Il simulacro in pietra, ovviamente, non le rispose. Dopo aver contemplato il paesaggio e, in particolar modo, le cime dei monti prospicienti le cui pendici erano ben note per le nevi eterne, si sentì così soddisfatta che dimenticò l’accorata preghiera per incamminarsi sulla via del ritorno.
Il sentiero era piuttosto accidentato e dovette guardar giù di continuo per evitare sia i ciottoli, ruzzolati inopinatamente chissà da dove, che talune lastre disconnesse e sdrucciolevoli dell’impiantito che la costringevano a un’attenzione davvero fuori luogo. Sennonché, quasi all’improvviso, una splendida farfalla le tagliò la strada. Lei la seguì con lo sguardo verso l’alto, più su, sempre più su e … Ops! Si ritrovò in terra senza sapere come.

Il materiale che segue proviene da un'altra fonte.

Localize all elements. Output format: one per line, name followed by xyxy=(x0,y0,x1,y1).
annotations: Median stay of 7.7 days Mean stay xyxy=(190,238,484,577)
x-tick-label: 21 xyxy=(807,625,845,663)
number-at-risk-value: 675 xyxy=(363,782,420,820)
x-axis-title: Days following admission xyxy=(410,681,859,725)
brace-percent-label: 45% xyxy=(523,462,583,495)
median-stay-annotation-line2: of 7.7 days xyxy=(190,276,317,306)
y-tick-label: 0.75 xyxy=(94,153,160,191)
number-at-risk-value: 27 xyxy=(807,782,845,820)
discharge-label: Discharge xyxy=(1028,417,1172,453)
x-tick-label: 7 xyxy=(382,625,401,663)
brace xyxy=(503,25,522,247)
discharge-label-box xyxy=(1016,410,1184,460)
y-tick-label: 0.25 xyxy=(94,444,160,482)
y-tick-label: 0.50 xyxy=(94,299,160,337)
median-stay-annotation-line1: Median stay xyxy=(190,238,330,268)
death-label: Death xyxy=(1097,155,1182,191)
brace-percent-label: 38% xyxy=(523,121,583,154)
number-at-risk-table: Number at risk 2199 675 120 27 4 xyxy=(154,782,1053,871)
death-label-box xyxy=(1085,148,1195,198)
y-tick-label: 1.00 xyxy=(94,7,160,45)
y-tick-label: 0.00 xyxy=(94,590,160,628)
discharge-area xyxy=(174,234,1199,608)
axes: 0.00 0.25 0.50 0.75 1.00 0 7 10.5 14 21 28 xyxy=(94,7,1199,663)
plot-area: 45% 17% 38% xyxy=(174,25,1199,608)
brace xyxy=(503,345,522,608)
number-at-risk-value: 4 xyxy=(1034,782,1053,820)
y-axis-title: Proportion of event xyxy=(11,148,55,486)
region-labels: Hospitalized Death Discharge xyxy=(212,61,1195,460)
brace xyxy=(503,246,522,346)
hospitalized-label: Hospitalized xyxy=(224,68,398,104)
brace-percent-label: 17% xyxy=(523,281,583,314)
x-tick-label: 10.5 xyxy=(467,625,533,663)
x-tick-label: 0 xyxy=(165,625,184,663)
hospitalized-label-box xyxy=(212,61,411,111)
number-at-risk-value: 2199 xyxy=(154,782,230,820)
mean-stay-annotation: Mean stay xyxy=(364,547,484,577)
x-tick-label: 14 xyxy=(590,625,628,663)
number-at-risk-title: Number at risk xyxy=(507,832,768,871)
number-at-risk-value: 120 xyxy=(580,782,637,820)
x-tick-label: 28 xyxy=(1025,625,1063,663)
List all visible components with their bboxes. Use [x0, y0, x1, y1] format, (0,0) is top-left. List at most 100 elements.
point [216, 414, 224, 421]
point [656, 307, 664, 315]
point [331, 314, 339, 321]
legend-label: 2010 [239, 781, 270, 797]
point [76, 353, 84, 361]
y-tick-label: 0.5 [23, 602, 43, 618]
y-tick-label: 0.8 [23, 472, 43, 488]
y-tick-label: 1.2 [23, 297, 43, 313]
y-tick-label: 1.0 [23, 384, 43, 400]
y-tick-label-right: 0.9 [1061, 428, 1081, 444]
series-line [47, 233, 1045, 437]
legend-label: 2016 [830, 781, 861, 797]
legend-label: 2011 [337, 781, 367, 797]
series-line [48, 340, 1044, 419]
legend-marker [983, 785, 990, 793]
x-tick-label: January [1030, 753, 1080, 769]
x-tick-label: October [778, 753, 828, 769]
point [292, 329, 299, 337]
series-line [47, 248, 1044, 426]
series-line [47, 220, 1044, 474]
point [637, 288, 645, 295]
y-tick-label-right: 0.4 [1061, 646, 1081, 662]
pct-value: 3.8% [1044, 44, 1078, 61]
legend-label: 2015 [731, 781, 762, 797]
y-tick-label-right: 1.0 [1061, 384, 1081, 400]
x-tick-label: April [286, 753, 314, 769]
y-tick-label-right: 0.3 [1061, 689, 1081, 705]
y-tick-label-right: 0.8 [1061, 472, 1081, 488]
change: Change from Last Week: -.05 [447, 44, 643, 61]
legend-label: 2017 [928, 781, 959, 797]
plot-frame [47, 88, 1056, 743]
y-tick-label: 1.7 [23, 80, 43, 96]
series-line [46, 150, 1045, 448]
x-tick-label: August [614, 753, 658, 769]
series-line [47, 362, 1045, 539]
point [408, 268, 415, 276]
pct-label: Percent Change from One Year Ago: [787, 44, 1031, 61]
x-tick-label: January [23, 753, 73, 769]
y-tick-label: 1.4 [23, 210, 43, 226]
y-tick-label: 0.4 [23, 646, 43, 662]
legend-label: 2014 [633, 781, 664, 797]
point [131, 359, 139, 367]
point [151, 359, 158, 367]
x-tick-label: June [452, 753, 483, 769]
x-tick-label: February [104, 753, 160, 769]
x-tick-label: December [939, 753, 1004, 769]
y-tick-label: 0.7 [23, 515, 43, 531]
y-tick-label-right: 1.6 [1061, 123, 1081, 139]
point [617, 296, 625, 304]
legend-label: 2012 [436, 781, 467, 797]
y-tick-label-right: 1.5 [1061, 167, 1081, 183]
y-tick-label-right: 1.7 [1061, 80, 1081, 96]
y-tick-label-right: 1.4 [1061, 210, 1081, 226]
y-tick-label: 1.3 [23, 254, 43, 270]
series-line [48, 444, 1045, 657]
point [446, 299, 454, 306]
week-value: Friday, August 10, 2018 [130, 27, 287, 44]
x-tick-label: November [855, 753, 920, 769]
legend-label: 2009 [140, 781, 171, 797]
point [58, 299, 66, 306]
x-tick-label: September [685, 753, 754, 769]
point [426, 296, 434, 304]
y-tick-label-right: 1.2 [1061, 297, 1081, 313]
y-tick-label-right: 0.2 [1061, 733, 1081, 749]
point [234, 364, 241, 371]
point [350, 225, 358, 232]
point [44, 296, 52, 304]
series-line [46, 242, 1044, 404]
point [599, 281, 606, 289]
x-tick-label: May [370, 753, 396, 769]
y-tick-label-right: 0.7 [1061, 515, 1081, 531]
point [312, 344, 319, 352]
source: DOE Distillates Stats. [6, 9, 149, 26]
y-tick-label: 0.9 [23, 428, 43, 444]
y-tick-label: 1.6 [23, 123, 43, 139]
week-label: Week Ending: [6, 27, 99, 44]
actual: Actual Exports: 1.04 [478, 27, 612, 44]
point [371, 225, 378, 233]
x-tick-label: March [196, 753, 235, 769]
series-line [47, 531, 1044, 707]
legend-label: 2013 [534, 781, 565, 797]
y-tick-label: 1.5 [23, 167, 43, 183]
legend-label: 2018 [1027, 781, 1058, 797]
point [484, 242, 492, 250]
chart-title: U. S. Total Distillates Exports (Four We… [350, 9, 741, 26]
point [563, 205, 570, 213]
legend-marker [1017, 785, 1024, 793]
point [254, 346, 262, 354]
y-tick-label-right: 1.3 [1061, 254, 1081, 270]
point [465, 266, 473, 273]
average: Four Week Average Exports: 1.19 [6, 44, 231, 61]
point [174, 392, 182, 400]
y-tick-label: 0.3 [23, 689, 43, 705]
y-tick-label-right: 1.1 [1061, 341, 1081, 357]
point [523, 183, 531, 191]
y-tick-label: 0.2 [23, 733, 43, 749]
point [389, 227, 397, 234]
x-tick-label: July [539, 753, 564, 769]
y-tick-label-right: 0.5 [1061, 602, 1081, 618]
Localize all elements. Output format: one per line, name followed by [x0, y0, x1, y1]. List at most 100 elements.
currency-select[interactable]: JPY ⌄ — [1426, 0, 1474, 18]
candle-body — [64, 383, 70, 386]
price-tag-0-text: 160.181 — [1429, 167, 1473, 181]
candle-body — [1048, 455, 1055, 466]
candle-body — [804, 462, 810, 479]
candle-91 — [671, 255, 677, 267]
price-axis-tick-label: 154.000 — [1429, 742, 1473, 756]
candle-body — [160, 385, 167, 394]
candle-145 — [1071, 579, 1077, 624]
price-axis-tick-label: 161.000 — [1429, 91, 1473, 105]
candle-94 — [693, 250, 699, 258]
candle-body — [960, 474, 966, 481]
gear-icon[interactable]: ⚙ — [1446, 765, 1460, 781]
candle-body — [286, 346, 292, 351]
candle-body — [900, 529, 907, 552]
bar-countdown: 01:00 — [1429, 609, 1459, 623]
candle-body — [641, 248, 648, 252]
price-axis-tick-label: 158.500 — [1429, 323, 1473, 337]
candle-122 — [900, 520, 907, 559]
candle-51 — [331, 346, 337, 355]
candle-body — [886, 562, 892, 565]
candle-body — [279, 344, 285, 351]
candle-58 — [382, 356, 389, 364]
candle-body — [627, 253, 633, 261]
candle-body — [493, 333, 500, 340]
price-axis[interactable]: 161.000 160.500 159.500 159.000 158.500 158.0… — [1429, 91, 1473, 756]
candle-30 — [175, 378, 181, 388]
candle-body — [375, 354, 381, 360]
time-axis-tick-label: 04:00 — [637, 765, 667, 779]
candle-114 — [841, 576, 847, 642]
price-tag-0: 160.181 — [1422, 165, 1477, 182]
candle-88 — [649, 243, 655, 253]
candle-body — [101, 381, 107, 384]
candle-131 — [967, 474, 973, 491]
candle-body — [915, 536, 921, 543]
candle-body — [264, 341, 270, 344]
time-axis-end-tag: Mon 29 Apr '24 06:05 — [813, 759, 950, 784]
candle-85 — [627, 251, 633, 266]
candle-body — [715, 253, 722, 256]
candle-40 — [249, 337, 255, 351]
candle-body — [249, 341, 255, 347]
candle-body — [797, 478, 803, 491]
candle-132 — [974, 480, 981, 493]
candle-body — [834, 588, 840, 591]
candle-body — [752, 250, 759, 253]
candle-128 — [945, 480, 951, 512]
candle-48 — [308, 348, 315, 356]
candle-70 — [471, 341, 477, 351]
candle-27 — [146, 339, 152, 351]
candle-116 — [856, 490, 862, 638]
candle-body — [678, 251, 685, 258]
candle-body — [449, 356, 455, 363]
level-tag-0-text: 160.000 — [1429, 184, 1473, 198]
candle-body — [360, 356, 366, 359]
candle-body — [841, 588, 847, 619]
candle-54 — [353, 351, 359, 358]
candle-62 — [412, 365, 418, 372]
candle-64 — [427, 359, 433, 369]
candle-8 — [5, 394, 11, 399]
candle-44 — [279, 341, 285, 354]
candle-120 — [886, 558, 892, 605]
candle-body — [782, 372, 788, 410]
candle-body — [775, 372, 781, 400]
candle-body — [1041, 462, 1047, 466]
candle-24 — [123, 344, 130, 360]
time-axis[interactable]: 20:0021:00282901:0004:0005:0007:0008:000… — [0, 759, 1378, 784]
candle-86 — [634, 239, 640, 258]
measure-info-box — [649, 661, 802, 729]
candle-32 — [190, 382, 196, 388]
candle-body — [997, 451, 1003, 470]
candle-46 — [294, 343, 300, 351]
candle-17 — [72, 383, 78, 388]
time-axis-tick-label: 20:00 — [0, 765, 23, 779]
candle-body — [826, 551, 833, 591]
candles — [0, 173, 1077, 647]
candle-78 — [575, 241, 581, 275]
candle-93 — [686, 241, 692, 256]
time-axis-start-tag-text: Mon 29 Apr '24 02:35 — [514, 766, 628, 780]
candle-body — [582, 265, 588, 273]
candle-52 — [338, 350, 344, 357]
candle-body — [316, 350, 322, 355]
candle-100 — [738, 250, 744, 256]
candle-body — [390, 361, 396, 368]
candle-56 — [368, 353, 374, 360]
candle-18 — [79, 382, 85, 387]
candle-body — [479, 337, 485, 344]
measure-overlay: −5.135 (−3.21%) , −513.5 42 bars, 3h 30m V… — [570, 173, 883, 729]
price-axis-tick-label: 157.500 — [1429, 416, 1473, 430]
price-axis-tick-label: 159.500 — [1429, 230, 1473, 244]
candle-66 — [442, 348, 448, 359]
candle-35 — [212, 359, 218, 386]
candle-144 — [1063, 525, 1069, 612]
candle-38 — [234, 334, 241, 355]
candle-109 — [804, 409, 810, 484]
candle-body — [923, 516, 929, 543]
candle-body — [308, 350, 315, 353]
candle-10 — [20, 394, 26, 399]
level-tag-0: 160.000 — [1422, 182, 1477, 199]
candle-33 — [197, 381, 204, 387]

Miracolo! Un nuovo mondo le si dischiuse d’incanto. La prospettiva dal basso non le sembrò affatto ordinaria. Il segno meno, quello di tutto ciò che sembra inferiore, quasi negativo, dell’insuccesso, di ogni caduta, perdita, semi-scontato, le s’impresse così tanto in mente che nel prosieguo non fece altro che ammirare steli di erba, i suoi stessi piedi …
Poi sedette sul ciglio della stradina e osservò l’espirazione. Tanto, l’inspiro, sarebbe stato spontaneo. Infine pensò alla povera gente, agli emarginati, ai senza lavoro, ai più discriminati … e capì. Cos’è che capì la rana? Lo lascio al vostro buon senso. Per quanto mi riguarda credo pensasse all’Uno.
Ipse dixit: il vero spirito positivo guarda sia in basso che in alto, sta nel giusto mezzo.